Instrumentl A database of grantmakers that provides automated, continuous grant search results based on project descriptions that the user has submitted. Also includes grant tracking tools to help manage funding matches.

$75 per month billed annually
$82 per month, month-to-month

NOZA A searchable database of charitable donations. Users are able to enter a grantmaker and find grantees and awarded grant amounts.

Foundation grants searches are free. Access to additional searches (e.g., corporate, individual, or by recipient or cause) are $99 a month or $900 a year.

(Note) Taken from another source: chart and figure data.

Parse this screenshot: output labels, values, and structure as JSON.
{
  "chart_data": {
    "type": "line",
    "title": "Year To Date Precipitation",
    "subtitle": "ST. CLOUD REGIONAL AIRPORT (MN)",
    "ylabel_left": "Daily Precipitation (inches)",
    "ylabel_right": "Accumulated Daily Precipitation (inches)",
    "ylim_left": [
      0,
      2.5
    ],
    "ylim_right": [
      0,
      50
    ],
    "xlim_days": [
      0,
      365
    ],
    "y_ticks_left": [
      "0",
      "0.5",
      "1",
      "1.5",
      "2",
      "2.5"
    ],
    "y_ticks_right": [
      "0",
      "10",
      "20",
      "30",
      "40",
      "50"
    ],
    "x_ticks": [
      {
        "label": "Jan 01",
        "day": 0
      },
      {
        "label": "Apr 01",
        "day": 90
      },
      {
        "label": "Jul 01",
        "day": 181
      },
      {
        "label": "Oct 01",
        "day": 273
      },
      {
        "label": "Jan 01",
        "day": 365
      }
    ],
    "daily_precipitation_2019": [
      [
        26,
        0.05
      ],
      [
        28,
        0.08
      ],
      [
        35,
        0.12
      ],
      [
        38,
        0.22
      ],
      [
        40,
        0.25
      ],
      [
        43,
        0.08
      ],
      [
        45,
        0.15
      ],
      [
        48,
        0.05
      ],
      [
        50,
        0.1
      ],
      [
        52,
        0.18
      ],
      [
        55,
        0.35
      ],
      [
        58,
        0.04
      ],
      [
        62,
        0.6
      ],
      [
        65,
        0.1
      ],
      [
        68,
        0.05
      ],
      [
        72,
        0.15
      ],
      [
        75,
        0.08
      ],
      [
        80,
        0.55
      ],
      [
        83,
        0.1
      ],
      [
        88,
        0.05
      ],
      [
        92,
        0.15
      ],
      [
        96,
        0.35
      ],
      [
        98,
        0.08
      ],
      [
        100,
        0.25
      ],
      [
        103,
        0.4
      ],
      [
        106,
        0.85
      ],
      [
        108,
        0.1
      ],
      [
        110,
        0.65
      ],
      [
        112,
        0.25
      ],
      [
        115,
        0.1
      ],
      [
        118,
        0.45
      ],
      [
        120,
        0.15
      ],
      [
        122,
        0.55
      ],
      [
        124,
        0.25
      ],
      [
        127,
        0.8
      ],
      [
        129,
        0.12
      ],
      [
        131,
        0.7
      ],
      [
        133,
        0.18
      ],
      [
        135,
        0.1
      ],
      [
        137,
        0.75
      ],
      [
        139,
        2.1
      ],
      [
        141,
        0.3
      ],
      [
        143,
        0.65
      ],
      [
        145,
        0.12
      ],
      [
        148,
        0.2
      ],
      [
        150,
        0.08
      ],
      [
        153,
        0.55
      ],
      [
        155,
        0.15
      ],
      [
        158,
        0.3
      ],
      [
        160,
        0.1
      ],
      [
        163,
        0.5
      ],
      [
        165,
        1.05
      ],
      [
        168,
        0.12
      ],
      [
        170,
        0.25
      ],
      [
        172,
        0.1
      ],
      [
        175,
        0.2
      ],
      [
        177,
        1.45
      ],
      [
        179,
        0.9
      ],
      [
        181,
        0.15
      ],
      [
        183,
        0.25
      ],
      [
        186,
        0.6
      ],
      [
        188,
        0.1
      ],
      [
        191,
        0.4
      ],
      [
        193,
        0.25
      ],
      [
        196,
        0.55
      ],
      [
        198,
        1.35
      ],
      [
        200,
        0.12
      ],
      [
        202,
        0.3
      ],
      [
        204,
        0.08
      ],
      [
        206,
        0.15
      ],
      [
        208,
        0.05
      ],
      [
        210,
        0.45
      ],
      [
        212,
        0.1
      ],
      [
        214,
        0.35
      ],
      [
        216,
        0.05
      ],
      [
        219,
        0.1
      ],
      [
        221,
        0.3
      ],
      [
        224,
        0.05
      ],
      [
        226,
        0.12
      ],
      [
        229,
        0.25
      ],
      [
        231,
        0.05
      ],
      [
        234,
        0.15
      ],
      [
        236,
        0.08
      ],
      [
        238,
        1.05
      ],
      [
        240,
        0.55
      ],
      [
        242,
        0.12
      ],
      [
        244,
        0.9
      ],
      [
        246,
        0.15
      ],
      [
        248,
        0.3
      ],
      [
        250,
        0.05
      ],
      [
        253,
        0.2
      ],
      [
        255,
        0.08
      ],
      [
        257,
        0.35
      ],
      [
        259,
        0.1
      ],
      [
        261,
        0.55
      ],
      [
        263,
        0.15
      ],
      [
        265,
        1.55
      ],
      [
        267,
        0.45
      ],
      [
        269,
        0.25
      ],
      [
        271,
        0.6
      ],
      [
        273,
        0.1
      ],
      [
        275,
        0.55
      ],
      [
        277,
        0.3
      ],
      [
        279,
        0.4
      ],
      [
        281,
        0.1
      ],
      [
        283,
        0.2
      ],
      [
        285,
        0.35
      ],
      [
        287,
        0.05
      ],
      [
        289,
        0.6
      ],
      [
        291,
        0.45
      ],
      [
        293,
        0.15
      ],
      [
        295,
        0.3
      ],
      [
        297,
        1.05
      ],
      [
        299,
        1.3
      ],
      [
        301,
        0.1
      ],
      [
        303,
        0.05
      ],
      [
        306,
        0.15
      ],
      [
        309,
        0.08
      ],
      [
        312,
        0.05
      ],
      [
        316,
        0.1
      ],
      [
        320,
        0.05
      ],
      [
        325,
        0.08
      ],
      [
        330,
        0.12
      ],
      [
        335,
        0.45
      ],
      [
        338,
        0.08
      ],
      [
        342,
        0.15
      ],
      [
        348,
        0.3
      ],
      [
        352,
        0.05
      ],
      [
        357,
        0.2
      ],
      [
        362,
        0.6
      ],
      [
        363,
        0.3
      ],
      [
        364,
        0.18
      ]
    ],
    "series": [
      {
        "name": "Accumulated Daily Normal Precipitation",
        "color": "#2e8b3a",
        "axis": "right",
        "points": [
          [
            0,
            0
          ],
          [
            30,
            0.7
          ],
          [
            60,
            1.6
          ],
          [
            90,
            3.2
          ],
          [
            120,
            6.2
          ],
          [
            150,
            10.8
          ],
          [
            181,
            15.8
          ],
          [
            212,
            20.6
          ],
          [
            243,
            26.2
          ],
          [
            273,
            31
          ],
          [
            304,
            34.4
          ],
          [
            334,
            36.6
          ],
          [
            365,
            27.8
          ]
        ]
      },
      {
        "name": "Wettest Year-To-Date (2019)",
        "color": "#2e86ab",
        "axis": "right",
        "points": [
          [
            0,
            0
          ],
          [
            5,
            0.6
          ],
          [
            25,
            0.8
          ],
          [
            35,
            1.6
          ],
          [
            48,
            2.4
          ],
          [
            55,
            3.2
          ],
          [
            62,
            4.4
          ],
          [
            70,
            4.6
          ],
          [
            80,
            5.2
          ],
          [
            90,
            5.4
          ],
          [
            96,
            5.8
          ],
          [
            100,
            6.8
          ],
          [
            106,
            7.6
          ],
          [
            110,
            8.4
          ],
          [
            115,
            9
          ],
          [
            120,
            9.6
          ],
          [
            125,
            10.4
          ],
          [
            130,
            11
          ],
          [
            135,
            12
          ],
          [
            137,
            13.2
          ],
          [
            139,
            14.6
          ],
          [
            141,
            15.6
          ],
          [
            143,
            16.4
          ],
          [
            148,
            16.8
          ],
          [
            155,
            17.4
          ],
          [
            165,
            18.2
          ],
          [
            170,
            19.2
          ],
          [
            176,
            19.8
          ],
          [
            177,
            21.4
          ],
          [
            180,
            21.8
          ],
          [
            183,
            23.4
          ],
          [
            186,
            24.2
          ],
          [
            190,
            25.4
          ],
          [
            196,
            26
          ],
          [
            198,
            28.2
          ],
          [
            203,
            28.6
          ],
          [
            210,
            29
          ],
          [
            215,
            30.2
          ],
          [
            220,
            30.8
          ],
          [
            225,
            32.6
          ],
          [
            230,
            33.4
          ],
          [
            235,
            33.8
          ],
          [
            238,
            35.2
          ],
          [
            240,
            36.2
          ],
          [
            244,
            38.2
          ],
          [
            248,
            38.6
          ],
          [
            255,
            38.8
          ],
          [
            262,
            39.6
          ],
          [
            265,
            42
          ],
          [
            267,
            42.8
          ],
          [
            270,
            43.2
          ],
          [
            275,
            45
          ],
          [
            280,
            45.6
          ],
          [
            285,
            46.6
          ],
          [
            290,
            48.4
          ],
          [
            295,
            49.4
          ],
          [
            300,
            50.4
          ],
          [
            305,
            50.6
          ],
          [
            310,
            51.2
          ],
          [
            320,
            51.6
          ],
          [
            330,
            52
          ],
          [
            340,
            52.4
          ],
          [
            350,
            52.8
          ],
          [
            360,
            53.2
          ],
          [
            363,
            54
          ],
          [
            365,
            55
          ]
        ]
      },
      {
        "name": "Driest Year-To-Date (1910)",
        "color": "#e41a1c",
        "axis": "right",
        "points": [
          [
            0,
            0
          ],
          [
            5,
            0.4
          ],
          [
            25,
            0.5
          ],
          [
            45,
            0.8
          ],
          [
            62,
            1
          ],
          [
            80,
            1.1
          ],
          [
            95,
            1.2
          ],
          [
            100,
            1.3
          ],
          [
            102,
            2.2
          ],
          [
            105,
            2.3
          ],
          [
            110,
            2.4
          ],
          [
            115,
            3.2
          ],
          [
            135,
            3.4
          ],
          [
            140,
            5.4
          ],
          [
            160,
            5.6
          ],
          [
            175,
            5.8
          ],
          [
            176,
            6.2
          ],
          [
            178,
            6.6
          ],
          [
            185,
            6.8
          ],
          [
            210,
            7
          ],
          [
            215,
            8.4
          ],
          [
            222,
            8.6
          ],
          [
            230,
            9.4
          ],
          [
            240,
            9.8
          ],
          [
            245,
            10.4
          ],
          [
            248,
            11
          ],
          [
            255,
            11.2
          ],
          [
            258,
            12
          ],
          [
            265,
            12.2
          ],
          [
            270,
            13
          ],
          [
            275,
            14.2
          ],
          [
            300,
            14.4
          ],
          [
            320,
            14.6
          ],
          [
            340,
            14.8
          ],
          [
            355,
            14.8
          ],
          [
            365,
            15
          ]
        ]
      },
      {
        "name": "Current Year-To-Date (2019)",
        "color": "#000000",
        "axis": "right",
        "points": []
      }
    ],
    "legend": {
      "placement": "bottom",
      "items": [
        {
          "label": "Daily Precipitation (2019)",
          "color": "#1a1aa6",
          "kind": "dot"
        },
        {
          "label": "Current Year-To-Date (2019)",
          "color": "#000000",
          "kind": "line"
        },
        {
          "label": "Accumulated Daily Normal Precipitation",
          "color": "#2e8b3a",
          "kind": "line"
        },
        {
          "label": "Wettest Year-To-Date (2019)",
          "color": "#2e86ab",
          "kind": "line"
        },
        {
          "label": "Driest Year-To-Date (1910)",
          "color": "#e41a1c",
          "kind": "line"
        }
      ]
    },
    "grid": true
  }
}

The Grants Collective The nonprofit arm of The Grant Plant. Includes a grant calendar, non-deadline driven opportunities, training, a social platform to connect with other local grant seekers and funders, and resources to make grant seeking more efficient. The tool is customized to New Mexico nonprofits.


Other Search Tools

In addition to conducting research through searchable databases, there are a number of other approaches neighborhood associations can take to help identify potential funders. These may include:

  • Contacting the NM Congressional Delegation: The Delegation will help you identify possible sources of grant support for your organization or project. This service is provided at no cost to your organization. To take advantage of this service, contact your local representative or senator’s office with a well-defined project scope. This research usually takes several weeks to turn around. Once you receive a packet of information, you will want to read through it carefully with grant affinity and capacity in mind.
  • Reviewing other local or national neighborhood association-related organizations to see which funders have funded them in the past. Review websites to see if news releases detail recent grant awards or if there is a listing of corporate and foundation funders online. For larger organizations, check to see if any potential funding resource lists are provided on their websites (e.g., the National Neighborhood Watch provides a listing of potential funders).
  • Signing up for related listservs, registering for email notices from funders, or subscribing to newsletters from funders or organizations that may provide leads on potential funding.